К сожалению, у меня не было времени читать дальше. И как я понял, взглянув на часы, не было даже времени распечатать такой большой текст. Я послал ссылку себе домой, в двух словах рассказал девушке-администратору о том, что узнал о сережке-дримкетчере, и побежал на электричку.
Клетка 18. Псиэн
Если человек исследует неожиданные отношения, возникающие между предметами и их названиями, то рано или поздно он доходит до понимания того, что между самими отношениями тоже могут возникать неожиданные отношения. Возьмем, к примеру, первое попавшееся на глаза, то есть ресторан. В конце двадцатого века в русский ресторан вернулся известный стиль сервиса, ушедший оттуда вместе с буржуями и рябчиками в известный день, когда первые дожевали вторых вместе с ананасами. Выражаясь конкретнее — вернулось использование уменьшительно-ласкательных суффиксов при назывании блюд. Конечно, «картошечки» и «селедочки» продолжали существовать и в советское время, однако по-настояшему ресторанное сюсюкание вновь развернулось только в 90-х. И тогда же величие и могущество русского языка вновь стали понятны даже для человека из простого, обслуживающе-персонального сословья. В самом деле, едва ли можно найти адекватную замену «селедочки» в каком-нибудь английском. В лучшем случае получится «небольшая селедка» или «немного селедки», что имеет оттенок скорее отрицательный. Здесь можно было бы порассуждать о том, какими приемами компенсируют этот серьезный недостаток своего языка американцы, ибо они все равно вынуждены как-то обрабатывать клиентов. Однако человек, интересующийся не просто отношениями, а отношениями отношений, в этом месте благоразумно останавливается и переходит от имен к собственно предметам.

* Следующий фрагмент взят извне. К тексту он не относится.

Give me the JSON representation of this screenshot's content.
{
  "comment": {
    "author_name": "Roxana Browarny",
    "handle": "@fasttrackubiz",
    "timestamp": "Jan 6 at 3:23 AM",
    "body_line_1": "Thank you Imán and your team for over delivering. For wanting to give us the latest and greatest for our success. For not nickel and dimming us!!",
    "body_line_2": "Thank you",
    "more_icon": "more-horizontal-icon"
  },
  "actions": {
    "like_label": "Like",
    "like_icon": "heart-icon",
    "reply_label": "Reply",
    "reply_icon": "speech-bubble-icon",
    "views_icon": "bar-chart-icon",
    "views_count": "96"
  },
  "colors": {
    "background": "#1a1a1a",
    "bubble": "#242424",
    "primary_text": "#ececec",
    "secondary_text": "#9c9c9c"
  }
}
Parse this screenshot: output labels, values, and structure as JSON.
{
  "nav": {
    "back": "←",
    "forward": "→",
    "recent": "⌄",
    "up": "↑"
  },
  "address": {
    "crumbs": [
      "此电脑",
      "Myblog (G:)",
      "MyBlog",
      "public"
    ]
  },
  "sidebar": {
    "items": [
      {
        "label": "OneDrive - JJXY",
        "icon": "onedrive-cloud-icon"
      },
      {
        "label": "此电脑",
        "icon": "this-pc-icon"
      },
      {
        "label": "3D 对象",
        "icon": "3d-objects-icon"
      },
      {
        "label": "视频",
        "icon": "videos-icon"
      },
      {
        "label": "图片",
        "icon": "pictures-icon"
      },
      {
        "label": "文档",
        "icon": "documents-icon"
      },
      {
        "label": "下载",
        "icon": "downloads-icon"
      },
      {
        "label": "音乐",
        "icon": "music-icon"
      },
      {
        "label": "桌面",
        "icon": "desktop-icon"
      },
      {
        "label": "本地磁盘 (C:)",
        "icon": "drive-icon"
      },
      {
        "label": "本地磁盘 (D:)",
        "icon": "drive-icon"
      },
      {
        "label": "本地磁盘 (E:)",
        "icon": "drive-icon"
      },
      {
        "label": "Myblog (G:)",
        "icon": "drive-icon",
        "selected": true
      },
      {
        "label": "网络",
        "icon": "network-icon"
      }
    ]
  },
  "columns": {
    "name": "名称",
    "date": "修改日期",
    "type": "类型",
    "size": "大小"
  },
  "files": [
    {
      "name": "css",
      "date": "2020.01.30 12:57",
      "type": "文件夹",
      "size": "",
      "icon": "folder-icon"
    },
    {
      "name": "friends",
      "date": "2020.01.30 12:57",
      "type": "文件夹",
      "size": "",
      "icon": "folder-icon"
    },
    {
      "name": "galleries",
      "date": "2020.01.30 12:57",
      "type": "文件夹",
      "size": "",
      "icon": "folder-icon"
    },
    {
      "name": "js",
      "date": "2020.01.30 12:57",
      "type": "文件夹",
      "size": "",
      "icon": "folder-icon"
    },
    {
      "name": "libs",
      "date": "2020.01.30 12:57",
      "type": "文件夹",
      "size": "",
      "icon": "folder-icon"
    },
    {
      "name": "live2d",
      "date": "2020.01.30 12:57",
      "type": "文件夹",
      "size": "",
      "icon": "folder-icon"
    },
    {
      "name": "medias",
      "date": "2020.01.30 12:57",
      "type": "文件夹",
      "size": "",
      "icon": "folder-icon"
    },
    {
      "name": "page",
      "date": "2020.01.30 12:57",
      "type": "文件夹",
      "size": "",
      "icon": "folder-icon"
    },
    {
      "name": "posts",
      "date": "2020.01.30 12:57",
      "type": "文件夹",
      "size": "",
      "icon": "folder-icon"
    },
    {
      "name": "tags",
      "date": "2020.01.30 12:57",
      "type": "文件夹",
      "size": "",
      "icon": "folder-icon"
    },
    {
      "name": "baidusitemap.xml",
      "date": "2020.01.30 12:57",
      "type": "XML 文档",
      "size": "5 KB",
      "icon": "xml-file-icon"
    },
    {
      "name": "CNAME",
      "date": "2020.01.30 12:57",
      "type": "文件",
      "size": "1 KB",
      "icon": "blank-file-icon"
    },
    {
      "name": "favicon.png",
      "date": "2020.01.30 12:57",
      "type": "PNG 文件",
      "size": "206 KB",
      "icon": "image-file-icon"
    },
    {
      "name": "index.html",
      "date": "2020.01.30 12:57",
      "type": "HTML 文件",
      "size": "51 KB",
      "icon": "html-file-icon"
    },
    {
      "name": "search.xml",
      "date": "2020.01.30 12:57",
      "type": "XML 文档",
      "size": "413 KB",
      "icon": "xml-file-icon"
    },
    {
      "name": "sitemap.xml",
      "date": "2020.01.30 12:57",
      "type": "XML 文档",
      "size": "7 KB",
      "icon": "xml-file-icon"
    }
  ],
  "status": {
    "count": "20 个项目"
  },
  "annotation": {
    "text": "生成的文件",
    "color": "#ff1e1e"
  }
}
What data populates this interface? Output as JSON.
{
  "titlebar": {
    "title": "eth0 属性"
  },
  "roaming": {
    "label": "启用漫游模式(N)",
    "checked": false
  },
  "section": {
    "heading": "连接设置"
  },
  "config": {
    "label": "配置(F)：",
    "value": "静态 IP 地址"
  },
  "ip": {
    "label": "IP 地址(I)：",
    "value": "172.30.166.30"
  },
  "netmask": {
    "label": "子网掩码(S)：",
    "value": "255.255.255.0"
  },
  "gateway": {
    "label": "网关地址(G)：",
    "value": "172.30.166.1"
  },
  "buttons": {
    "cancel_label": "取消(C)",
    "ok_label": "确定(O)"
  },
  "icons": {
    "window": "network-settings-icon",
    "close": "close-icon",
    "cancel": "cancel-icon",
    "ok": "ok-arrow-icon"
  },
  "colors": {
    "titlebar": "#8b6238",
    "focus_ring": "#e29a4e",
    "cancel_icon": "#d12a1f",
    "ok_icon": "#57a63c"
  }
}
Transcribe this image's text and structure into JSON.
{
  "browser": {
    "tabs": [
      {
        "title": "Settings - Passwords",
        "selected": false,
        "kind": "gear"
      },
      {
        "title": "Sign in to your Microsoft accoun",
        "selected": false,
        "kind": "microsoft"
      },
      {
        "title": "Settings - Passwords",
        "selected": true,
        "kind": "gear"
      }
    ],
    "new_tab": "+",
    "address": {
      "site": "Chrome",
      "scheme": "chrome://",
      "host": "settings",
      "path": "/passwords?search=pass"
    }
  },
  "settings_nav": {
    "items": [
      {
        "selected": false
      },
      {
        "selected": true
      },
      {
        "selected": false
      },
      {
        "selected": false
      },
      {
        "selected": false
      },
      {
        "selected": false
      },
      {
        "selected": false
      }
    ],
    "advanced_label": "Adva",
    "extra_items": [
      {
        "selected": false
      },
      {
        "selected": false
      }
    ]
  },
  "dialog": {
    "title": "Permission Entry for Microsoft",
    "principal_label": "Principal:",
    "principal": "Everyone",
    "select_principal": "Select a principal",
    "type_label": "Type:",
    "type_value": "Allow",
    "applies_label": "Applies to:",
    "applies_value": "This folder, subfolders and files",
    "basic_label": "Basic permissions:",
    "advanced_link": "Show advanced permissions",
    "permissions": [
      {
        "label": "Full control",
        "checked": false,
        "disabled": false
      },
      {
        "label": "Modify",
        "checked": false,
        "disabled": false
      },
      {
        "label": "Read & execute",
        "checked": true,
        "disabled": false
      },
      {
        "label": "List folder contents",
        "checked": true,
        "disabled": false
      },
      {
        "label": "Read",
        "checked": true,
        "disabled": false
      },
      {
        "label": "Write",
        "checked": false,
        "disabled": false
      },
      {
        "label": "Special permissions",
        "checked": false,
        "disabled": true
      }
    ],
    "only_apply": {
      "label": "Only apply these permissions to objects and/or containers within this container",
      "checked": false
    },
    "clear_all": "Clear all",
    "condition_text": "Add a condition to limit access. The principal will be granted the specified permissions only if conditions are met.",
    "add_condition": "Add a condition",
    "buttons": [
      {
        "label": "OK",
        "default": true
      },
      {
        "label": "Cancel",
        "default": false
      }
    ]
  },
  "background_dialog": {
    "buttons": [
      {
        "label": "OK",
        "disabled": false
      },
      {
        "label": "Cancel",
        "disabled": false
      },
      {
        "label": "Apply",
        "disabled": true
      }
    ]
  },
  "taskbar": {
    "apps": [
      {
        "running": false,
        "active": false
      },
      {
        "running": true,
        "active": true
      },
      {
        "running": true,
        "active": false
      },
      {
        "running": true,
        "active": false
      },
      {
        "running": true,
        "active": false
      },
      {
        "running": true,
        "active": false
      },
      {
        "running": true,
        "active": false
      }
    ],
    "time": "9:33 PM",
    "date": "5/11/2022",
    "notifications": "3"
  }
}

Оказывается — и это подтверждают надежные свидетели — между самими блюдами русских и американских ресторанов существует не менее четко выраженное отношение. Грубо говоря, у американцев порции оказываются больше (мы говорим сейчас о состоянии на конец XX века). Так, одному моему знакомому, решившему в те годы поесть где-то в Техасе, на просьбу дать салат принесли разрезанный пополам кочан размером с его же голову. Плюс, естественно, помидоры, пармезан и прочий перец. Знакомый, привыкший к российскому ресторанному салату 80-х (созданному скорее для того, чтобы помечать центр тарелки для тех. кто целится в нее упасть), был шокирован и почти оскорблен. Не отвлекаясь на официальные причины такой разницы, выделим наконец основное: уменьшительно-ласкательное именование блюд в российских ресторанах оказалось в особой гармонии с уменьшительно-ласкательными размерами порций в тех же ресторанах по сравнению с американскими аналогами. Можно даже заподозрить, что само возвращение сюсюканья в русский ресторан было вызвано не просто крахом социализма, а некими более глубокими причинами, восстановившими сбитое когда-то равновесие, особый закон, который связывает отношения между размерами блюд и их названиями в разных странах. Это подтверждается и тем фактом, что сейчас, когда размеры порций примерно сравнялись, уменьшительно-ласкательные суффиксы встречаются только в подчеркнуто-ретроградских ресторанах нашей страны. «Фарфоровская», следующая станция «Сортировочная».